UK consumers pay dearly for their fuel, mainly thanks to the very high rates of tax on petrol and diesel, and substantial tax on domestic fuels through company tax and VAT as well. In the debate on Scotland’s future the issue of oil and gas tax revenue is more narrowly focused on Petroleum Revenue Tax, a tax on production, and on corporation tax on the producing companies. So what has been happening to this?
The trend of tax revenues on production from the North Sea has bee downwards for sometime. This is another area where the Treasury has been too optimistic in recent years. In June 2010 the Treasury forecast £1.8bn of Petroleum Revenue Tax in 2013-13, and £1.7bn in 2013-14.
Instead they received £1.7bn in 2012-13 and £1.1 bn in 2013-14. Current forecasts are for much lower figures from here than the 2010 estimates.
On June 2010 the Budget forecast £8.7bn of offshore corporation tax revenue in 2012-13 in total, and £8.9bn in 2013-14. Instead the Treasury collected just £4.4 bn in 2013-13, and £3.6bn in 2013-14, or 60% less than the 2010 forecast.
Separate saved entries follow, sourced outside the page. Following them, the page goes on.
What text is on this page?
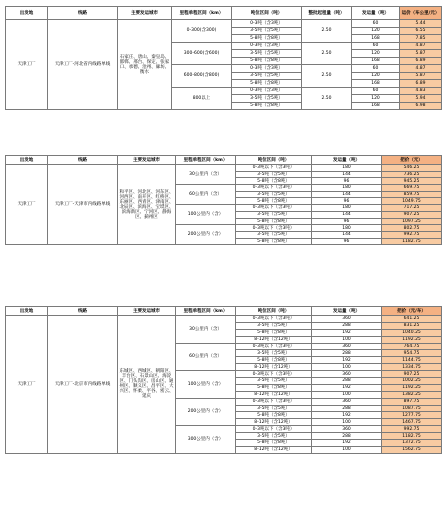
出发地	线路	主要发运城市	里程单程区间（km）	吨位区间（吨）	整批起租量（吨）	发运量（吨）	运价（车公里/元）
天津工厂	天津工厂-河北省内线路单线	石家庄、唐山、秦皇岛、邯郸、邢台、保定、张家口、承德、沧州、廊坊、衡水	0-300(含300)	0-3吨（含3吨）	2.50	60	5.44
				3-5吨（含5吨）		120	6.55
				5-8吨（含8吨）		168	7.85
			300-600(含600)	0-3吨（含3吨）	2.50	60	4.87
				3-5吨（含5吨）		120	5.87
				5-8吨（含8吨）		168	6.89
			600-800(含800)	0-3吨（含3吨）	2.50	60	4.87
				3-5吨（含5吨）		120	5.87
				5-8吨（含8吨）		168	6.89
			800以上	0-3吨（含3吨）	2.50	60	4.83
				3-5吨（含5吨）		120	5.94
				5-8吨（含8吨）		168	6.98
出发地	线路	主要发运城市	里程单程区间（km）	吨位区间（吨）	发运量（吨）	把价（元）
天津工厂	天津工厂-天津市内线路单线	和平区、河北区、河东区、河西区、南开区、红桥区、东丽区、西青区、津南区、北辰区、滨海区、宝坻区、滨海新区、宁河区、静海区、蓟州区	30公里内（含）	0-3吨以下（含3吨）	180	546.25
				3-5吨（含5吨）	144	736.25
				5-8吨（含8吨）	96	945.25
			60公里内（含）	0-3吨以下（含3吨）	180	669.75
				3-5吨（含5吨）	144	859.75
				5-8吨（含8吨）	96	1049.75
			100公里内（含）	0-3吨以下（含3吨）	180	717.25
				3-5吨（含5吨）	144	907.25
				5-8吨（含8吨）	96	1097.25
			200公里内（含）	0-3吨以下（含3吨）	180	802.75
				3-5吨（含5吨）	144	992.75
				5-8吨（含8吨）	96	1182.75
出发地	线路	主要发运城市	里程单程区间（km）	吨位区间（吨）	发运量（吨）	把价（元/车）
天津工厂	天津工厂-北京市内线路单线	东城区、西城区、朝阳区、丰台区、石景山区、海淀区、门头沟区、房山区、通州区、顺义区、昌平区、大兴区、怀柔、平谷、密云、延庆	30公里内（含）	0-3吨以下（含3吨）	360	641.25
				3-5吨（含5吨）	288	831.25
				5-8吨（含8吨）	192	1040.25
				8-12吨（含12吨）	100	1192.25
			60公里内（含）	0-3吨以下（含3吨）	360	764.75
				3-5吨（含5吨）	288	954.75
				5-8吨（含8吨）	192	1144.75
				8-12吨（含12吨）	100	1334.75
			100公里内（含）	0-3吨以下（含3吨）	360	907.25
				3-5吨（含5吨）	288	1002.25
				5-8吨（含8吨）	192	1192.25
				8-12吨（含12吨）	100	1382.25
			200公里内（含）	0-3吨以下（含3吨）	360	897.75
				3-5吨（含5吨）	288	1087.75
				5-8吨（含8吨）	192	1277.75
				8-12吨（含12吨）	100	1467.75
			300公里内（含）	0-3吨以下（含3吨）	360	992.75
				3-5吨（含5吨）	288	1182.75
				5-8吨（含8吨）	192	1372.75
				8-12吨（含12吨）	100	1562.75
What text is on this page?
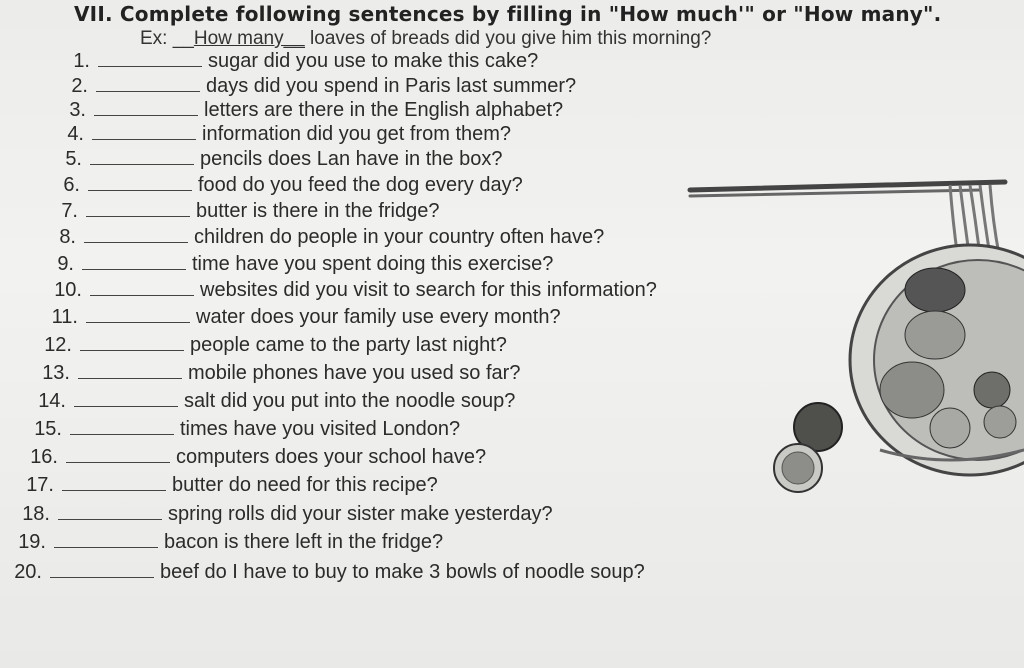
VII. Complete following sentences by filling in "How much'" or "How many".
Ex: __How many__ loaves of breads did you give him this morning?
1.	sugar did you use to make this cake?
2.	days did you spend in Paris last summer?
3.	letters are there in the English alphabet?
4.	information did you get from them?
5.	pencils does Lan have in the box?
6.	food do you feed the dog every day?
7.	butter is there in the fridge?
8.	children do people in your country often have?
9.	time have you spent doing this exercise?
10.	websites did you visit to search for this information?
11.	water does your family use every month?
12.	people came to the party last night?
13.	mobile phones have you used so far?
14.	salt did you put into the noodle soup?
15.	times have you visited London?
16.	computers does your school have?
17.	butter do need for this recipe?
18.	spring rolls did your sister make yesterday?
19.	bacon is there left in the fridge?
20.	beef do I have to buy to make 3 bowls of noodle soup?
As the oil province declines, so the tax take will reduce substantially. The government is having to offer more tax offsets and lower rates to encourage more marginal production, whilst total volumes decline. Once again past forecasts have been far too rosy about higher tax rates and definitions, forcing not only lower estimates but also a change of policy to a less penal regime.